AUT Journal of Electrical Engineering

AUT Journal of Electrical Engineering

LDMO: Hybrid Lemur–Dwarf Mongoose Optimisation Framework for Multi-Objective Application Mapping In 3D-NoC

Document Type : Research Article

Authors
1 Department of Electronics and Communication Engineering, Mar Ephraem College of Engineering and Technology, Malankara Hills, Elavuvilai, Marthandam, Tamil Nadu
2 Department of Electronics and Communication Engineering, Saveetha Engineering College, Saveetha Nagar, Kanchipuram - Chennai Rd, Sriperumbadur, Chennai
10.22060/eej.2026.25052.5827
Abstract
Three-dimensional Networks-on-Chip (3D-NoC) application mapping is a nondeterministic polynomial-time hard problem by nature.

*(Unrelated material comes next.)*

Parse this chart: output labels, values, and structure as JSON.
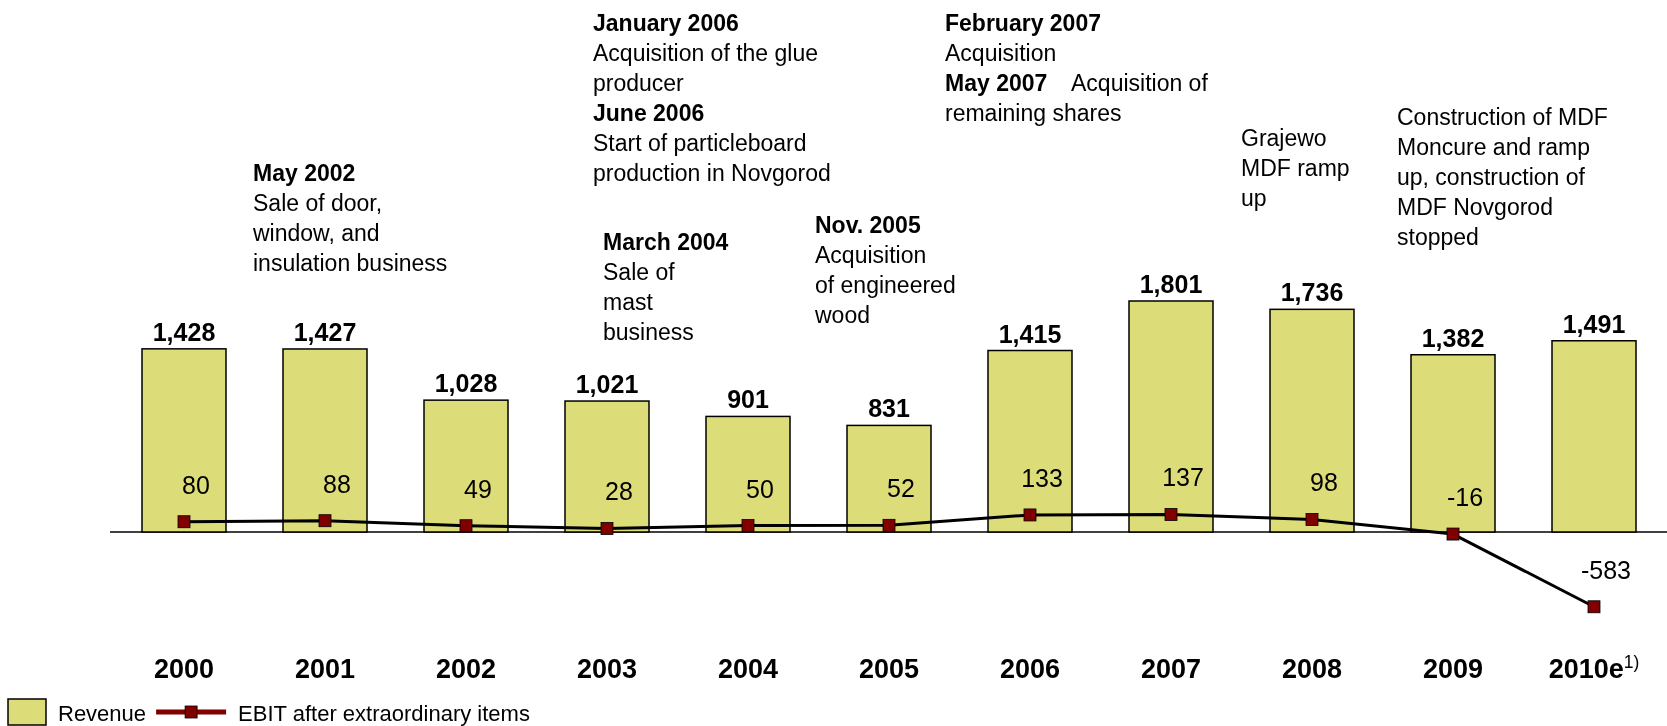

Under tight design restrictions, the efficient allocation of Intellectual Property (IP) cores to processing components must balance silicon area, reduce power consumption, and reduce end-to-end latency. To achieve improved mapping quality for 3D-NoC designs, this paper presents a Hybrid Lemur–Dwarf Mongoose Optimisation (LDMO) approach that addresses the cooperative exploitation abilities of Dwarf Mongoose Optimisation and the exploratory behaviour of Lemur Optimisation. To prevent premature stagnation, the Lemur Optimisation Algorithm mimics lemur cliff-leaping and tree-navigating behaviour during first stage. This produces a diversity of initial mapping candidates with high population variance. To optimise the mapping to global optima with high convergence speed, the Dwarf Mongoose Optimisation Algorithm employs adaptive leadership, sentinel–scout coordination, and foraging-based neighbourhood search during the second stage. The average communication delay (hop-dependent propagation, serialisation, and router latencies), area overhead (switch, interconnect, and core dimensions), and total power dissipation (router and interconnect power) are all minimised at the same time through a multi-objective fitness function. By adaptive switching between the two phases, the hybrid approach dynamically trades off between exploration and exploitation to ensure robustness across a wide range of communication demands and traffic patterns. Simulation outcomes demonstrate that the proposed LDMO framework consistently delivers reduced computation overhead, marked improvements in latency, and substantial energy efficiency. Furthermore, as the number of cores and communication links scale upward, the hybrid optimisation strategy maintains high-quality mapping solutions, underscoring its robust scalability across diverse NoC configurations.